Dare Ed Board votes to remain in remote learning
By a 5-2 vote at a special Jan. 12 meeting, the Dare County Board of Education voted to stay with remote learning for the district’s students through the third quarter of the school year. Prior to the vote, the board considered a number of options that included some variations of a return to school before voting on the ultimately successful motion by Board Member David Twiddy.
Board Members Susan Bothwell and Joe Tauber voted against that motion. Aside from Twiddy, Board Chair Mary Ellon Ballance, Vice-Chair Margaret Lawler and Board Members Frank Hester and Carl Woody voted in favor.
The members also heard a presentation from Dare County Health and Human Services Director Sheila Davies, who reported that the percentage of positive COVID-19 tests out of all tests administered in Dare County this past week was 18.8 percent, a high number.
Board members cited the continuity of instruction, the current high rate of COVID-19 positive cases and the pending vaccine availability for teachers as reasons to stay remote for the next quarter. Davies, who cautioned that the vaccine rollout determined at the federal and state level is a fluid situation, said her hope is that teachers would be able to begin getting vaccinated in Dare County sometime in February.
Davies also said that the county health department cannot guarantee that school nurses, who are employed by the department and not the schools, can be in the school buildings every day because they are currently needed for the county’s pandemic response, fulfilling tasks from contact tracing to working at vaccination clinics.

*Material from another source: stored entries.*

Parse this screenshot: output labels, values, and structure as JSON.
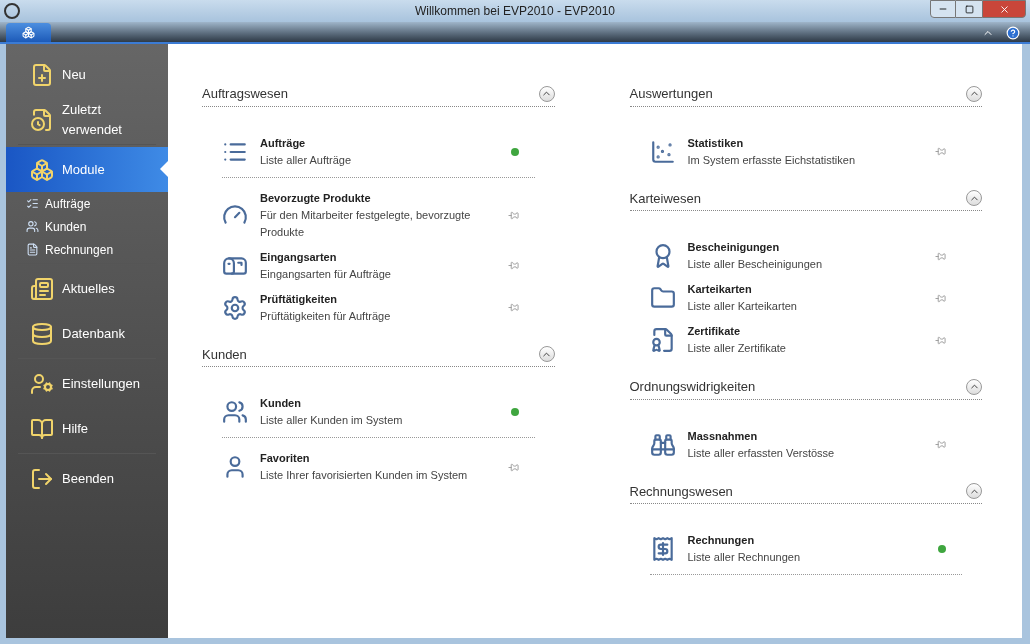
{
  "window": {
    "title": "Willkommen bei EVP2010 - EVP2010"
  },
  "sidebar": {
    "items": [
      {
        "label": "Neu",
        "kind": "large",
        "selected": false
      },
      {
        "label": "Zuletzt verwendet",
        "kind": "large",
        "selected": false
      },
      {
        "label": "Module",
        "kind": "large",
        "selected": true
      },
      {
        "label": "Aufträge",
        "kind": "small",
        "selected": false
      },
      {
        "label": "Kunden",
        "kind": "small",
        "selected": false
      },
      {
        "label": "Rechnungen",
        "kind": "small",
        "selected": false
      },
      {
        "label": "Aktuelles",
        "kind": "large",
        "selected": false
      },
      {
        "label": "Datenbank",
        "kind": "large",
        "selected": false
      },
      {
        "label": "Einstellungen",
        "kind": "large",
        "selected": false
      },
      {
        "label": "Hilfe",
        "kind": "large",
        "selected": false
      },
      {
        "label": "Beenden",
        "kind": "large",
        "selected": false
      }
    ]
  },
  "columns": [
    [
      {
        "title": "Auftragswesen",
        "items": [
          {
            "name": "Aufträge",
            "description": "Liste aller Aufträge",
            "pinned": true
          },
          {
            "name": "Bevorzugte Produkte",
            "description": "Für den Mitarbeiter festgelegte, bevorzugte Produkte",
            "pinned": false
          },
          {
            "name": "Eingangsarten",
            "description": "Eingangsarten für Aufträge",
            "pinned": false
          },
          {
            "name": "Prüftätigkeiten",
            "description": "Prüftätigkeiten für Aufträge",
            "pinned": false
          }
        ]
      },
      {
        "title": "Kunden",
        "items": [
          {
            "name": "Kunden",
            "description": "Liste aller Kunden im System",
            "pinned": true
          },
          {
            "name": "Favoriten",
            "description": "Liste Ihrer favorisierten Kunden im System",
            "pinned": false
          }
        ]
      }
    ],
    [
      {
        "title": "Auswertungen",
        "items": [
          {
            "name": "Statistiken",
            "description": "Im System erfasste Eichstatistiken",
            "pinned": false
          }
        ]
      },
      {
        "title": "Karteiwesen",
        "items": [
          {
            "name": "Bescheinigungen",
            "description": "Liste aller Bescheinigungen",
            "pinned": false
          },
          {
            "name": "Karteikarten",
            "description": "Liste aller Karteikarten",
            "pinned": false
          },
          {
            "name": "Zertifikate",
            "description": "Liste aller Zertifikate",
            "pinned": false
          }
        ]
      },
      {
        "title": "Ordnungswidrigkeiten",
        "items": [
          {
            "name": "Massnahmen",
            "description": "Liste aller erfassten Verstösse",
            "pinned": false
          }
        ]
      },
      {
        "title": "Rechnungswesen",
        "items": [
          {
            "name": "Rechnungen",
            "description": "Liste aller Rechnungen",
            "pinned": true
          }
        ]
      }
    ]
  ]
}
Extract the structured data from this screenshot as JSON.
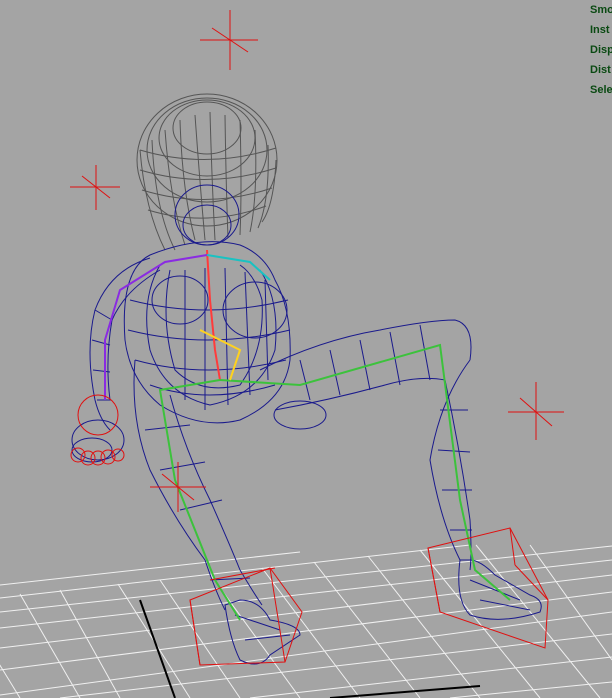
{
  "viewport": {
    "background": "#a4a4a4",
    "wireframe_color": "#1a1a8c",
    "hair_color": "#555555",
    "locator_color": "#e01010",
    "bone_colors": [
      "#3cc23c",
      "#ffd21e",
      "#ff3b3b",
      "#8a2be2",
      "#19c2c2"
    ],
    "grid_color": "#f0f0f0",
    "axis_color": "#000000"
  },
  "hud": {
    "lines": [
      "Smo",
      "Inst",
      "Disp",
      "Dist",
      "Sele"
    ]
  },
  "icons": {
    "locator": "locator-cross-icon",
    "ik_handle": "ik-handle-box-icon",
    "wrist_control": "wrist-circle-control-icon"
  }
}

Schools Superintendent John Farrelly said that based on a survey of district staff, 87 percent of the respondents indicated that they would get the vaccine when it becomes available.
After beginning the school year in virtual learning, Dare County Schools opened to face-to-face learning in October for all students, with elementary school students going full-time and those in grades 6-12 going on a hybrid schedule. However, two weeks later the board voted to close schools again because of teacher shortages caused by COVID-19 positive cases and quarantining requirements.
That experience seemed to weigh on Ballance’s thinking at the Jan. 12 meeting.
“I think one of the things we as a board is charged with is how do we ensure a consistent delivery of quality instruction,” she said prior to the vote. “I have some concerns that we jump the gun again. Nobody has a crystal ball to know how this is…at the end of the day, but we do know that right now, under remote they are getting more [consistency] than if we send them back and then [have to close again] in two weeks.”